アレニウスの式とは?
あれにうすのしき
アレニウスの式とは、化学反応の速度定数が温度によってどのように変化するかを定量的に表した式で、物理化学の基本法則の一つです。
アレニウスの式は、スウェーデンの化学者スヴァンテ・アレニウスが1889年に提唱した経験式で、化学反応における速度定数 k と絶対温度 T の関係を次のように表します。
k = A × exp(−Ea / RT)
- k:速度定数(反応の速さを表す値)
- A:頻度因子(衝突頻度や方位因子を表す定数)
- Ea:活性化エネルギー(反応が起こるために必要な最低限のエネルギー)
- R:気体定数(8.314 J/(mol·K))
- T:絶対温度(K)
この式が示すのは、温度が上がると反応速度が急激に増大するという現象の定量的な説明です。活性化エネルギー Ea が大きい反応ほど温度変化による速度変化が激しく、逆に Ea が小さければ温度の影響を受けにくいことがわかります。

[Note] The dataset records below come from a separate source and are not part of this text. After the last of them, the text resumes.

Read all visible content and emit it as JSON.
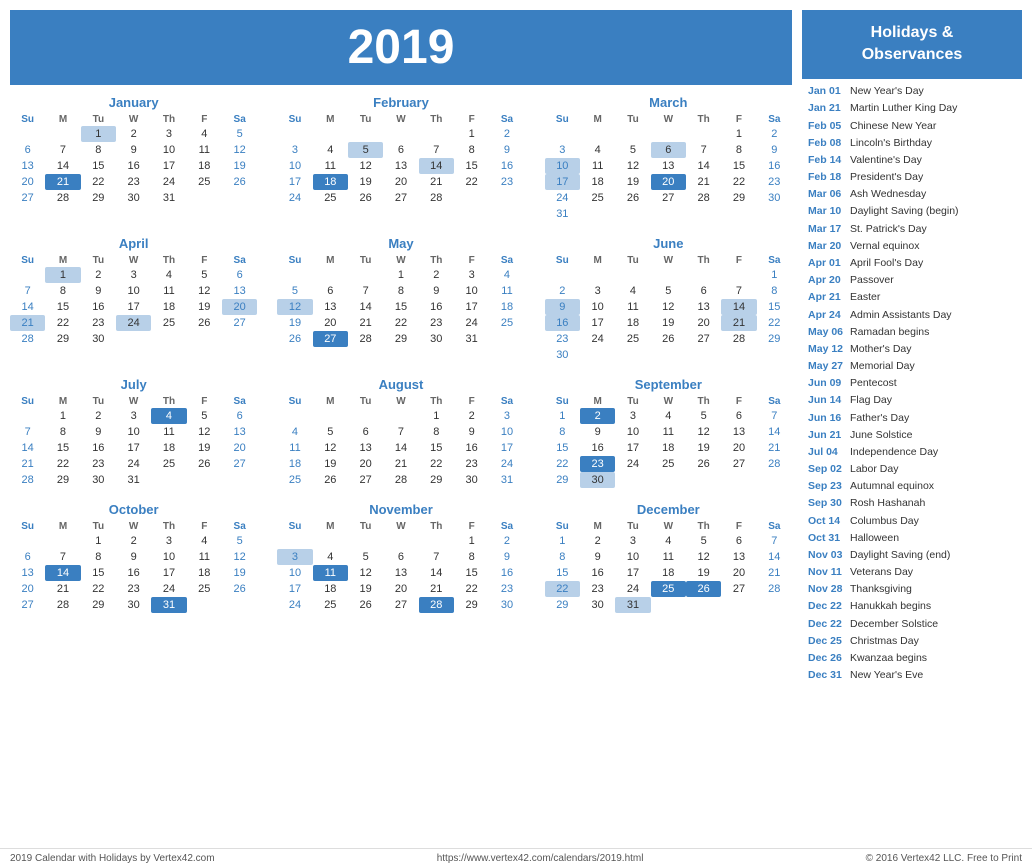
{
  "year": "2019",
  "months": [
    {
      "name": "January",
      "startDay": 2,
      "days": 31,
      "highlights": [
        1
      ],
      "darkHighlights": [
        21
      ]
    },
    {
      "name": "February",
      "startDay": 5,
      "days": 28,
      "highlights": [
        5,
        14,
        18
      ],
      "darkHighlights": [
        18
      ]
    },
    {
      "name": "March",
      "startDay": 5,
      "days": 31,
      "highlights": [
        6,
        10,
        17,
        20
      ],
      "darkHighlights": [
        20
      ]
    },
    {
      "name": "April",
      "startDay": 1,
      "days": 30,
      "highlights": [
        1,
        20,
        21,
        24
      ],
      "darkHighlights": []
    },
    {
      "name": "May",
      "startDay": 3,
      "days": 31,
      "highlights": [
        12,
        27
      ],
      "darkHighlights": [
        27
      ]
    },
    {
      "name": "June",
      "startDay": 6,
      "days": 30,
      "highlights": [
        9,
        14,
        16,
        21
      ],
      "darkHighlights": []
    },
    {
      "name": "July",
      "startDay": 1,
      "days": 31,
      "highlights": [
        4
      ],
      "darkHighlights": [
        4
      ]
    },
    {
      "name": "August",
      "startDay": 4,
      "days": 31,
      "highlights": [],
      "darkHighlights": []
    },
    {
      "name": "September",
      "startDay": 0,
      "days": 30,
      "highlights": [
        2,
        23,
        30
      ],
      "darkHighlights": [
        2,
        23
      ]
    },
    {
      "name": "October",
      "startDay": 2,
      "days": 31,
      "highlights": [
        14,
        31
      ],
      "darkHighlights": [
        14,
        31
      ]
    },
    {
      "name": "November",
      "startDay": 5,
      "days": 30,
      "highlights": [
        3,
        11,
        28
      ],
      "darkHighlights": [
        11,
        28
      ]
    },
    {
      "name": "December",
      "startDay": 0,
      "days": 31,
      "highlights": [
        22,
        25,
        26,
        31
      ],
      "darkHighlights": [
        25,
        26
      ]
    }
  ],
  "sidebar": {
    "title": "Holidays &\nObservances",
    "holidays": [
      {
        "date": "Jan 01",
        "name": "New Year's Day"
      },
      {
        "date": "Jan 21",
        "name": "Martin Luther King Day"
      },
      {
        "date": "Feb 05",
        "name": "Chinese New Year"
      },
      {
        "date": "Feb 08",
        "name": "Lincoln's Birthday"
      },
      {
        "date": "Feb 14",
        "name": "Valentine's Day"
      },
      {
        "date": "Feb 18",
        "name": "President's Day"
      },
      {
        "date": "Mar 06",
        "name": "Ash Wednesday"
      },
      {
        "date": "Mar 10",
        "name": "Daylight Saving (begin)"
      },
      {
        "date": "Mar 17",
        "name": "St. Patrick's Day"
      },
      {
        "date": "Mar 20",
        "name": "Vernal equinox"
      },
      {
        "date": "Apr 01",
        "name": "April Fool's Day"
      },
      {
        "date": "Apr 20",
        "name": "Passover"
      },
      {
        "date": "Apr 21",
        "name": "Easter"
      },
      {
        "date": "Apr 24",
        "name": "Admin Assistants Day"
      },
      {
        "date": "May 06",
        "name": "Ramadan begins"
      },
      {
        "date": "May 12",
        "name": "Mother's Day"
      },
      {
        "date": "May 27",
        "name": "Memorial Day"
      },
      {
        "date": "Jun 09",
        "name": "Pentecost"
      },
      {
        "date": "Jun 14",
        "name": "Flag Day"
      },
      {
        "date": "Jun 16",
        "name": "Father's Day"
      },
      {
        "date": "Jun 21",
        "name": "June Solstice"
      },
      {
        "date": "Jul 04",
        "name": "Independence Day"
      },
      {
        "date": "Sep 02",
        "name": "Labor Day"
      },
      {
        "date": "Sep 23",
        "name": "Autumnal equinox"
      },
      {
        "date": "Sep 30",
        "name": "Rosh Hashanah"
      },
      {
        "date": "Oct 14",
        "name": "Columbus Day"
      },
      {
        "date": "Oct 31",
        "name": "Halloween"
      },
      {
        "date": "Nov 03",
        "name": "Daylight Saving (end)"
      },
      {
        "date": "Nov 11",
        "name": "Veterans Day"
      },
      {
        "date": "Nov 28",
        "name": "Thanksgiving"
      },
      {
        "date": "Dec 22",
        "name": "Hanukkah begins"
      },
      {
        "date": "Dec 22",
        "name": "December Solstice"
      },
      {
        "date": "Dec 25",
        "name": "Christmas Day"
      },
      {
        "date": "Dec 26",
        "name": "Kwanzaa begins"
      },
      {
        "date": "Dec 31",
        "name": "New Year's Eve"
      }
    ]
  },
  "footer": {
    "left": "2019 Calendar with Holidays by Vertex42.com",
    "center": "https://www.vertex42.com/calendars/2019.html",
    "right": "© 2016 Vertex42 LLC. Free to Print"
  }
}
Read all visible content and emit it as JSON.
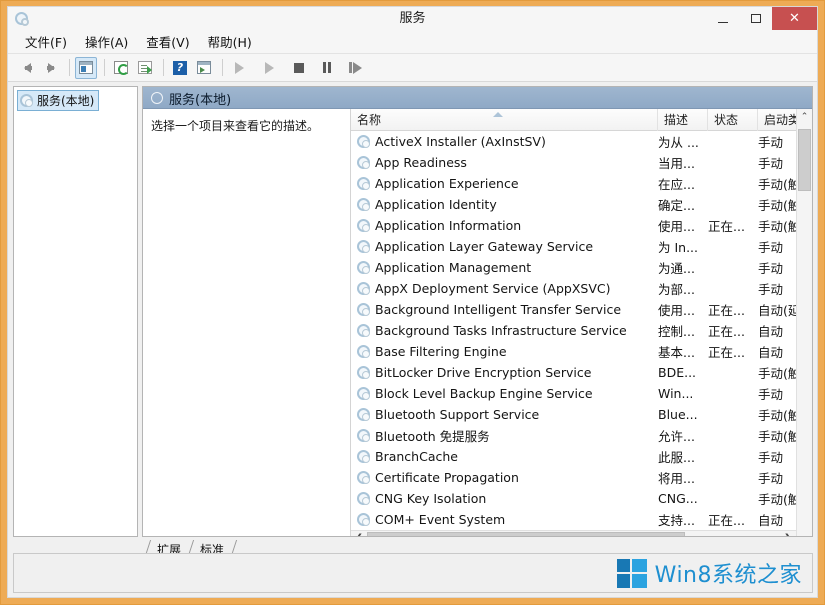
{
  "window": {
    "title": "服务",
    "app_icon": "services-gear-icon",
    "border_color": "#eeab55",
    "buttons": {
      "minimize": "minimize-icon",
      "maximize": "maximize-icon",
      "close": "✕"
    }
  },
  "menu": {
    "items": [
      {
        "label": "文件(F)",
        "name": "menu-file"
      },
      {
        "label": "操作(A)",
        "name": "menu-action"
      },
      {
        "label": "查看(V)",
        "name": "menu-view"
      },
      {
        "label": "帮助(H)",
        "name": "menu-help"
      }
    ]
  },
  "toolbar": {
    "buttons": [
      {
        "name": "back-button",
        "icon": "arrow-left-icon"
      },
      {
        "name": "forward-button",
        "icon": "arrow-right-icon"
      },
      {
        "name": "show-hide-tree-button",
        "icon": "console-tree-icon",
        "active": true
      },
      {
        "name": "refresh-button",
        "icon": "refresh-icon"
      },
      {
        "name": "export-list-button",
        "icon": "export-icon"
      },
      {
        "name": "help-button",
        "icon": "help-icon"
      },
      {
        "name": "properties-button",
        "icon": "properties-icon"
      },
      {
        "name": "start-service-button",
        "icon": "play-icon"
      },
      {
        "name": "resume-service-button",
        "icon": "play-icon"
      },
      {
        "name": "stop-service-button",
        "icon": "stop-icon"
      },
      {
        "name": "pause-service-button",
        "icon": "pause-icon"
      },
      {
        "name": "restart-service-button",
        "icon": "restart-icon"
      }
    ]
  },
  "tree": {
    "root_label": "服务(本地)",
    "root_icon": "services-gear-icon"
  },
  "detail_pane": {
    "header_title": "服务(本地)",
    "header_icon": "circle-icon",
    "description": "选择一个项目来查看它的描述。"
  },
  "list": {
    "columns": [
      {
        "label": "名称",
        "name": "column-name",
        "sorted": "asc"
      },
      {
        "label": "描述",
        "name": "column-description"
      },
      {
        "label": "状态",
        "name": "column-status"
      },
      {
        "label": "启动类",
        "name": "column-startup-type"
      }
    ],
    "rows": [
      {
        "icon": "service-gear-icon",
        "name": "ActiveX Installer (AxInstSV)",
        "desc": "为从 ...",
        "state": "",
        "start": "手动"
      },
      {
        "icon": "service-gear-icon",
        "name": "App Readiness",
        "desc": "当用...",
        "state": "",
        "start": "手动"
      },
      {
        "icon": "service-gear-icon",
        "name": "Application Experience",
        "desc": "在应...",
        "state": "",
        "start": "手动(触"
      },
      {
        "icon": "service-gear-icon",
        "name": "Application Identity",
        "desc": "确定...",
        "state": "",
        "start": "手动(触"
      },
      {
        "icon": "service-gear-icon",
        "name": "Application Information",
        "desc": "使用...",
        "state": "正在...",
        "start": "手动(触"
      },
      {
        "icon": "service-gear-icon",
        "name": "Application Layer Gateway Service",
        "desc": "为 In...",
        "state": "",
        "start": "手动"
      },
      {
        "icon": "service-gear-icon",
        "name": "Application Management",
        "desc": "为通...",
        "state": "",
        "start": "手动"
      },
      {
        "icon": "service-gear-icon",
        "name": "AppX Deployment Service (AppXSVC)",
        "desc": "为部...",
        "state": "",
        "start": "手动"
      },
      {
        "icon": "service-gear-icon",
        "name": "Background Intelligent Transfer Service",
        "desc": "使用...",
        "state": "正在...",
        "start": "自动(延"
      },
      {
        "icon": "service-gear-icon",
        "name": "Background Tasks Infrastructure Service",
        "desc": "控制...",
        "state": "正在...",
        "start": "自动"
      },
      {
        "icon": "service-gear-icon",
        "name": "Base Filtering Engine",
        "desc": "基本...",
        "state": "正在...",
        "start": "自动"
      },
      {
        "icon": "service-gear-icon",
        "name": "BitLocker Drive Encryption Service",
        "desc": "BDE...",
        "state": "",
        "start": "手动(触"
      },
      {
        "icon": "service-gear-icon",
        "name": "Block Level Backup Engine Service",
        "desc": "Win...",
        "state": "",
        "start": "手动"
      },
      {
        "icon": "service-gear-icon",
        "name": "Bluetooth Support Service",
        "desc": "Blue...",
        "state": "",
        "start": "手动(触"
      },
      {
        "icon": "service-gear-icon",
        "name": "Bluetooth 免提服务",
        "desc": "允许...",
        "state": "",
        "start": "手动(触"
      },
      {
        "icon": "service-gear-icon",
        "name": "BranchCache",
        "desc": "此服...",
        "state": "",
        "start": "手动"
      },
      {
        "icon": "service-gear-icon",
        "name": "Certificate Propagation",
        "desc": "将用...",
        "state": "",
        "start": "手动"
      },
      {
        "icon": "service-gear-icon",
        "name": "CNG Key Isolation",
        "desc": "CNG...",
        "state": "",
        "start": "手动(触"
      },
      {
        "icon": "service-gear-icon",
        "name": "COM+ Event System",
        "desc": "支持...",
        "state": "正在...",
        "start": "自动"
      }
    ]
  },
  "tabs": [
    {
      "label": "扩展",
      "name": "tab-extended"
    },
    {
      "label": "标准",
      "name": "tab-standard"
    }
  ],
  "watermark": {
    "text": "Win8系统之家",
    "logo": "windows-logo-icon",
    "color": "#1e8fd0"
  },
  "scrollbars": {
    "vertical_up": "▲",
    "vertical_down": "▼",
    "horizontal_left": "❮",
    "horizontal_right": "❯"
  }
}
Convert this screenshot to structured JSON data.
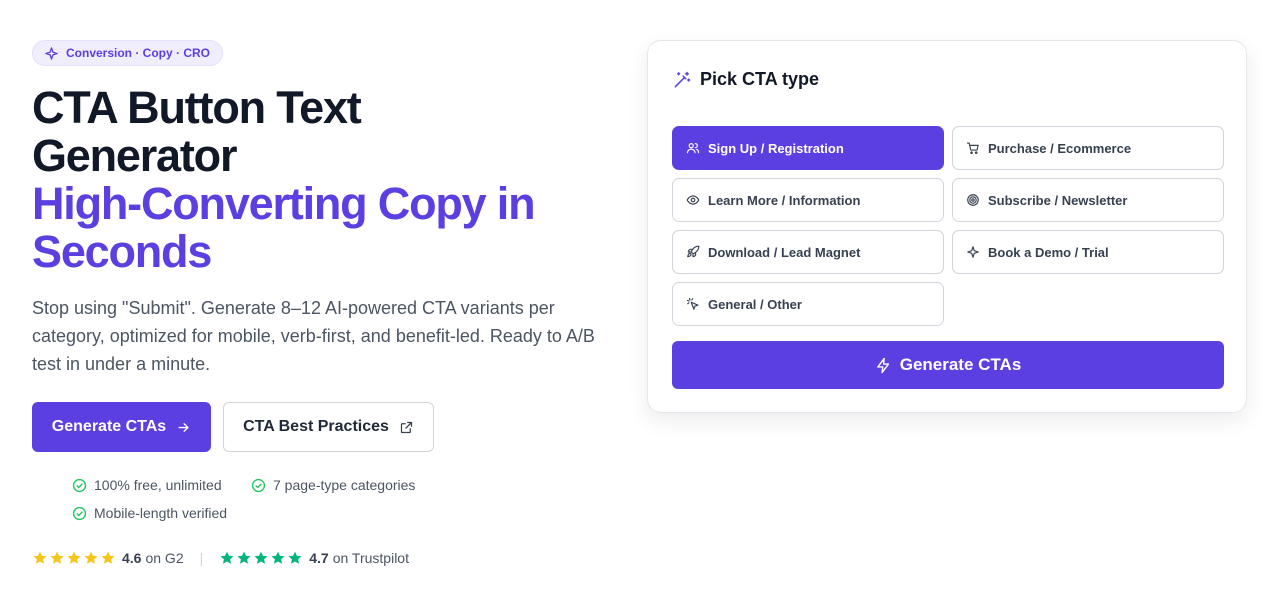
{
  "badge": {
    "label": "Conversion · Copy · CRO",
    "icon": "sparkle-icon"
  },
  "hero": {
    "title_line1": "CTA Button Text",
    "title_line2": "Generator",
    "accent_line1": "High-Converting Copy in",
    "accent_line2": "Seconds",
    "subtext": "Stop using \"Submit\". Generate 8–12 AI-powered CTA variants per category, optimized for mobile, verb-first, and benefit-led. Ready to A/B test in under a minute.",
    "primary_button": "Generate CTAs",
    "secondary_button": "CTA Best Practices"
  },
  "features": [
    "100% free, unlimited",
    "7 page-type categories",
    "Mobile-length verified"
  ],
  "ratings": {
    "g2": {
      "score": "4.6",
      "suffix": "on G2",
      "stars": 5
    },
    "trustpilot": {
      "score": "4.7",
      "suffix": "on Trustpilot",
      "stars": 5
    },
    "separator": "|"
  },
  "card": {
    "title": "Pick CTA type",
    "options": [
      {
        "label": "Sign Up / Registration",
        "icon": "users-icon",
        "selected": true
      },
      {
        "label": "Purchase / Ecommerce",
        "icon": "cart-icon",
        "selected": false
      },
      {
        "label": "Learn More / Information",
        "icon": "eye-icon",
        "selected": false
      },
      {
        "label": "Subscribe / Newsletter",
        "icon": "target-icon",
        "selected": false
      },
      {
        "label": "Download / Lead Magnet",
        "icon": "rocket-icon",
        "selected": false
      },
      {
        "label": "Book a Demo / Trial",
        "icon": "sparkle-icon",
        "selected": false
      },
      {
        "label": "General / Other",
        "icon": "click-icon",
        "selected": false
      }
    ],
    "generate_button": "Generate CTAs"
  },
  "colors": {
    "accent": "#5b3fe0",
    "star_g2": "#f5c518",
    "star_trustpilot": "#00b67a",
    "check_green": "#22c55e"
  }
}
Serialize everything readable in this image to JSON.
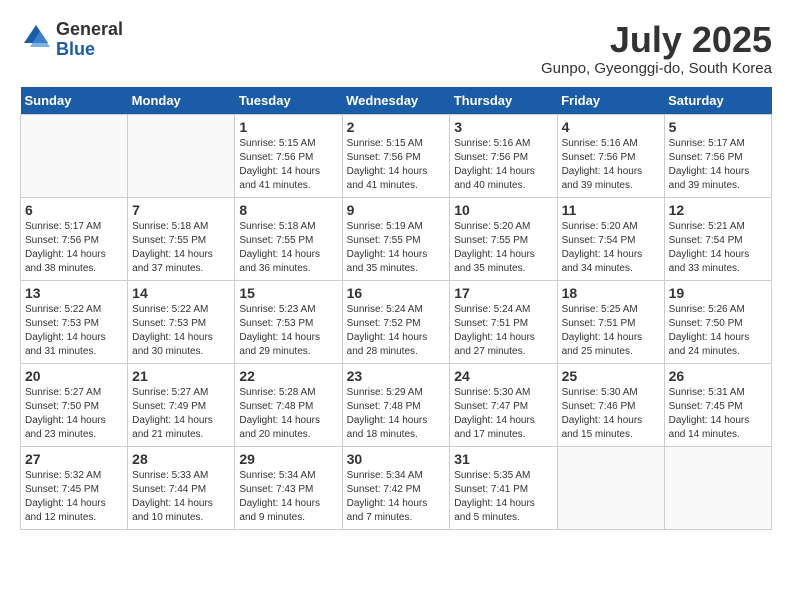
{
  "header": {
    "logo_line1": "General",
    "logo_line2": "Blue",
    "month_title": "July 2025",
    "location": "Gunpo, Gyeonggi-do, South Korea"
  },
  "weekdays": [
    "Sunday",
    "Monday",
    "Tuesday",
    "Wednesday",
    "Thursday",
    "Friday",
    "Saturday"
  ],
  "weeks": [
    [
      {
        "day": "",
        "empty": true
      },
      {
        "day": "",
        "empty": true
      },
      {
        "day": "1",
        "sunrise": "5:15 AM",
        "sunset": "7:56 PM",
        "daylight": "14 hours and 41 minutes."
      },
      {
        "day": "2",
        "sunrise": "5:15 AM",
        "sunset": "7:56 PM",
        "daylight": "14 hours and 41 minutes."
      },
      {
        "day": "3",
        "sunrise": "5:16 AM",
        "sunset": "7:56 PM",
        "daylight": "14 hours and 40 minutes."
      },
      {
        "day": "4",
        "sunrise": "5:16 AM",
        "sunset": "7:56 PM",
        "daylight": "14 hours and 39 minutes."
      },
      {
        "day": "5",
        "sunrise": "5:17 AM",
        "sunset": "7:56 PM",
        "daylight": "14 hours and 39 minutes."
      }
    ],
    [
      {
        "day": "6",
        "sunrise": "5:17 AM",
        "sunset": "7:56 PM",
        "daylight": "14 hours and 38 minutes."
      },
      {
        "day": "7",
        "sunrise": "5:18 AM",
        "sunset": "7:55 PM",
        "daylight": "14 hours and 37 minutes."
      },
      {
        "day": "8",
        "sunrise": "5:18 AM",
        "sunset": "7:55 PM",
        "daylight": "14 hours and 36 minutes."
      },
      {
        "day": "9",
        "sunrise": "5:19 AM",
        "sunset": "7:55 PM",
        "daylight": "14 hours and 35 minutes."
      },
      {
        "day": "10",
        "sunrise": "5:20 AM",
        "sunset": "7:55 PM",
        "daylight": "14 hours and 35 minutes."
      },
      {
        "day": "11",
        "sunrise": "5:20 AM",
        "sunset": "7:54 PM",
        "daylight": "14 hours and 34 minutes."
      },
      {
        "day": "12",
        "sunrise": "5:21 AM",
        "sunset": "7:54 PM",
        "daylight": "14 hours and 33 minutes."
      }
    ],
    [
      {
        "day": "13",
        "sunrise": "5:22 AM",
        "sunset": "7:53 PM",
        "daylight": "14 hours and 31 minutes."
      },
      {
        "day": "14",
        "sunrise": "5:22 AM",
        "sunset": "7:53 PM",
        "daylight": "14 hours and 30 minutes."
      },
      {
        "day": "15",
        "sunrise": "5:23 AM",
        "sunset": "7:53 PM",
        "daylight": "14 hours and 29 minutes."
      },
      {
        "day": "16",
        "sunrise": "5:24 AM",
        "sunset": "7:52 PM",
        "daylight": "14 hours and 28 minutes."
      },
      {
        "day": "17",
        "sunrise": "5:24 AM",
        "sunset": "7:51 PM",
        "daylight": "14 hours and 27 minutes."
      },
      {
        "day": "18",
        "sunrise": "5:25 AM",
        "sunset": "7:51 PM",
        "daylight": "14 hours and 25 minutes."
      },
      {
        "day": "19",
        "sunrise": "5:26 AM",
        "sunset": "7:50 PM",
        "daylight": "14 hours and 24 minutes."
      }
    ],
    [
      {
        "day": "20",
        "sunrise": "5:27 AM",
        "sunset": "7:50 PM",
        "daylight": "14 hours and 23 minutes."
      },
      {
        "day": "21",
        "sunrise": "5:27 AM",
        "sunset": "7:49 PM",
        "daylight": "14 hours and 21 minutes."
      },
      {
        "day": "22",
        "sunrise": "5:28 AM",
        "sunset": "7:48 PM",
        "daylight": "14 hours and 20 minutes."
      },
      {
        "day": "23",
        "sunrise": "5:29 AM",
        "sunset": "7:48 PM",
        "daylight": "14 hours and 18 minutes."
      },
      {
        "day": "24",
        "sunrise": "5:30 AM",
        "sunset": "7:47 PM",
        "daylight": "14 hours and 17 minutes."
      },
      {
        "day": "25",
        "sunrise": "5:30 AM",
        "sunset": "7:46 PM",
        "daylight": "14 hours and 15 minutes."
      },
      {
        "day": "26",
        "sunrise": "5:31 AM",
        "sunset": "7:45 PM",
        "daylight": "14 hours and 14 minutes."
      }
    ],
    [
      {
        "day": "27",
        "sunrise": "5:32 AM",
        "sunset": "7:45 PM",
        "daylight": "14 hours and 12 minutes."
      },
      {
        "day": "28",
        "sunrise": "5:33 AM",
        "sunset": "7:44 PM",
        "daylight": "14 hours and 10 minutes."
      },
      {
        "day": "29",
        "sunrise": "5:34 AM",
        "sunset": "7:43 PM",
        "daylight": "14 hours and 9 minutes."
      },
      {
        "day": "30",
        "sunrise": "5:34 AM",
        "sunset": "7:42 PM",
        "daylight": "14 hours and 7 minutes."
      },
      {
        "day": "31",
        "sunrise": "5:35 AM",
        "sunset": "7:41 PM",
        "daylight": "14 hours and 5 minutes."
      },
      {
        "day": "",
        "empty": true
      },
      {
        "day": "",
        "empty": true
      }
    ]
  ]
}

アレニウスの式は化学工学・触媒設計・食品保存・医薬品の安定性評価・材料の劣化加速試験など、多くの分野で実用されています。特に「加速試験」では、高温条件での経時変化から常温での寿命を推算するためにこの式が活用されます。式自体は経験則ですが、後に量子力学や遷移状態理論によって理論的裏付けも与えられています。
使い方・例文
食品の保存期間を推定する際、高温下での腐敗速度をアレニウスの式に当てはめることで、常温保存時の賞味期限を計算します。また、半導体や電子部品の信頼性試験では、高温加速試験の結果からアレニウスの式を使って通常使用環境での寿命を予測します。